Common Conventions
This page is intended to serve as the place to put informaiton about depositing information in general, and extends to more than simply using the MESSES package. Some of the information will be highly specific to certain repositories or certain fields, but it’s important to get this information somewhere.
Metabolomics Standards Initiative (MSI)
The Metabolomics Standards Initiative (MSI) is an international community effort launched in 2005 by the Metabolomics Society to establish consensus-based reporting standards for metabolomics data, ensuring that experimental results are transparent, reproducible, and reusable. One of the most significant products they have produced is the minimimum reporting standards for chemical analysis.

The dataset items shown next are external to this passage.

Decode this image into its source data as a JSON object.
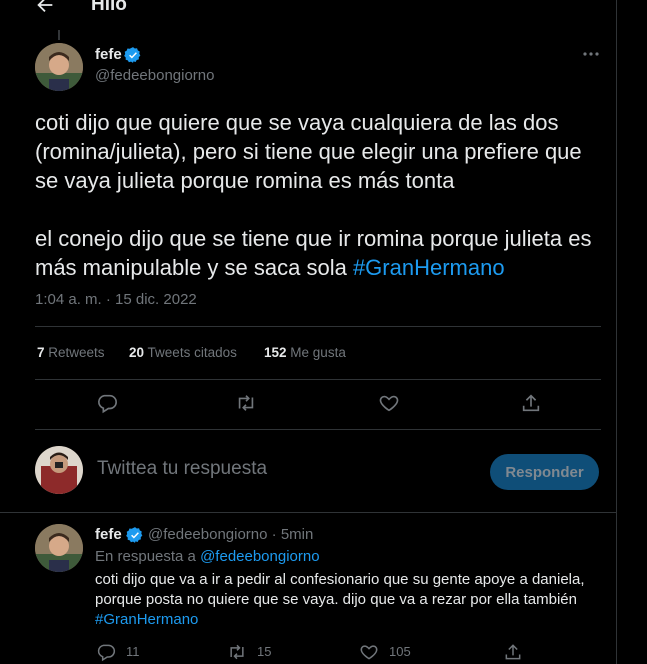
{
  "header": {
    "title": "Hilo"
  },
  "main_tweet": {
    "author_name": "fefe",
    "author_handle": "@fedeebongiorno",
    "paragraph_1": "coti dijo que quiere que se vaya cualquiera de las dos (romina/julieta), pero si tiene que elegir una prefiere que se vaya julieta porque romina es más tonta",
    "paragraph_2_text": "el conejo dijo que se tiene que ir romina porque julieta es más manipulable y se saca sola ",
    "paragraph_2_hashtag": "#GranHermano",
    "timestamp": "1:04 a. m. · 15 dic. 2022",
    "retweets_count": "7",
    "retweets_label": "Retweets",
    "quotes_count": "20",
    "quotes_label": "Tweets citados",
    "likes_count": "152",
    "likes_label": "Me gusta"
  },
  "composer": {
    "placeholder": "Twittea tu respuesta",
    "button_label": "Responder"
  },
  "reply_tweet": {
    "author_name": "fefe",
    "author_handle": "@fedeebongiorno · 5min",
    "in_reply_prefix": "En respuesta a ",
    "in_reply_handle": "@fedeebongiorno",
    "text_line_1": "coti dijo que va a ir a pedir al confesionario que su gente apoye a daniela,",
    "text_line_2": "porque posta no quiere que se vaya. dijo que va a rezar por ella también",
    "hashtag": "#GranHermano",
    "replies_count": "11",
    "retweets_count": "15",
    "likes_count": "105"
  },
  "colors": {
    "background": "#000000",
    "text": "#e7e9ea",
    "muted": "#71767b",
    "link": "#1d9bf0",
    "divider": "#2f3336"
  }
}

It has evolved over the years, but is mainly assigning a numerical level to an identified chemical to give it a level of confidence in its assignment. For example, a level 1 designation would be the highest confidence that the identified chemical is assigned to the correct name, and higher numbers would be less confidence. At the time of writing (April 10, 2026) there are currently 4 significant papers describing the confidence levels:
Sumner: Original guidelines from Cheimcal Analysis Working Group (CAWG), MSI. https://rdcu.be/e6DKX 2007 4 levels
Jeon: https://doi.org/10.1021/tx300457f 2013 4 levels, but is more concrete than the original paper.

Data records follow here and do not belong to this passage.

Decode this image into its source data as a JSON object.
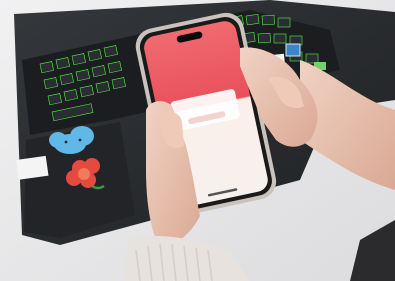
{
  "scene": {
    "subject": "hands-holding-phone-over-laptop",
    "colors": {
      "desk": "#e9e9ea",
      "laptop": "#2a2c2f",
      "keyboard_backlight": "#5cff4a",
      "phone_frame": "#c9c2bd",
      "phone_screen_banner": "#e8505b",
      "phone_screen_body": "#fbefe9",
      "skin": "#e9c4b2",
      "sweater": "#e7e2de",
      "cloud_sticker": "#5fb8e6",
      "flower_sticker": "#e64a3e"
    },
    "phone": {
      "screen_title": "",
      "screen_subtitle": "",
      "popup_button": ""
    }
  }
}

Schymanski: https://doi.org/10.1021/es5002105 2014 5 levels, has level 2a and 2b
Schrimpe-Rutledge: https://doi.org/10.1007/s13361-016-1469-y 2016 5 levels
The Schymanski paper in 2014 is the most widely cited and used version of this system. The reason this system is being mentioned here is because these levels are very good information to deposit with any data it is relevant for (mass spec and NMR), but there are some issues in trying to do that deposition well. Since there are multiple versions of the system, simply depositing the numeric level associated with any chemical assignments in a dataset would be ambiguous. You also need to include which version of the system is being used. To do this we propose identifying the version by the publication year. So for example if you have something like “msi_level” in a data table you could add the column “msi_level_type” and give it the value “MSI_2014” or “MSI_2016”, whichever is the correct year being used. Since this value is unlikely to change for assignments in a given dataset, it is unlikely that multiple MSI confidence level systems are being used in one dataset unless it is combining many datasets together, a column in a table might be overkill. If there is somewhere more appropriate to indicate this within the deposition format, then it can be indicated there instead since this is more metadata than data.